The opera will be shown at 7:30 p.m. on Friday and 3 p.m. on Sunday at Jones Theater in the Hooper-Schaefer Fine Arts Center. Tickets are $15 and available for purchase on the Baylor Events page. Students can receive recital credit for this event.
Houston senior Alexia Rivera, who plays Older Pauline, said learning a modern opera with little prior performance history was a daunting task. Ultimately, it helped her grow as a performer, forcing her to develop the role’s performance details on her own.
“Michael Ching wrote the role to have two different voice parts so it could either be a soprano or mezzo, but while learning the role, they only had recordings of a soprano, so I had to learn the entire mezzo role on its own,” Rivera said. “That was my first time really having to fully learn a role on my own without depending on inspo from other voices to have an idea of what I’m singing.”
Houston senior Nalani Defensor, who plays Maria Malibran and Claudie Viardot, agreed with her fellow castmate that the lack of reference recordings proved to be a challenging feat.
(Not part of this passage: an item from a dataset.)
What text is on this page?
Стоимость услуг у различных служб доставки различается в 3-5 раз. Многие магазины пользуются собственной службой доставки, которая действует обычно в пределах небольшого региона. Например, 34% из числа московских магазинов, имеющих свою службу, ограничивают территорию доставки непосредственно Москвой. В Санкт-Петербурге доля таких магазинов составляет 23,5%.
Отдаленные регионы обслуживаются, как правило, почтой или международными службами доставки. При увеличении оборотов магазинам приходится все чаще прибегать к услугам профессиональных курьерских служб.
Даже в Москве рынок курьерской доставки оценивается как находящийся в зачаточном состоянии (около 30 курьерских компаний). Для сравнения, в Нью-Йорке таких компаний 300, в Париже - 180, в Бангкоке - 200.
However, the experience offered a unique chance to learn the musical language of a living composer while interpreting the standard excerpts hidden throughout the production in tandem.
“This is also my first time learning an opera that isn’t just in the standard repertoire or canon of operas that are usually performed,” she said. “It was also really interesting learning how to put his style in combination with the operatic excerpts that he took from the canon. Meshing that all together and making it make sense in my brain was really difficult for me, but now I’m very aware and can understand the modern composer’s language.”
Ching will be in attendance on the Friday production, offering a preshow discussion on the opera, Rivera said.
The opera traces Viardot’s life from her childhood in the Regency era all the way to the end of her life in the early 1900s. The storyline details her familial, artistic and musical experiences, Rivera said.
Defensor said the opera challenged her artistic capabilities of striking a balance between respectful representation and artistic interpretation of real-life historical figures.
“For me, the hardest part was the acting because … in a Mozart opera … you have to disengage completely with yourself and act as Pauline Viardot or as Maria Malibran with as much integrity as you can without knowing much about this person while being time-period appropriate and not disrespecting the real person that is Pauline Viardot,” Defensor said.
Rivera also noted the impact this opera has had on her, a woman working in the arts, providing her with a relatable and successful figure to admire.
“She was very overshadowed; nobody really knew about her,” Rivera said. “But just hearing this opera and learning what she was about, knowing that she was so real, like a normal person — I feel like you don’t think that of composers and famous singers often. But especially as a woman, just being given someone to look up to … Women have always been making a way for themselves in the world.”
Defensor said she encourages audience members to attend with their minds open and hearts full.
“It’s relatable and it’s funny and it’s also sad,” she said. “You will laugh and you will cry. It’s so real.”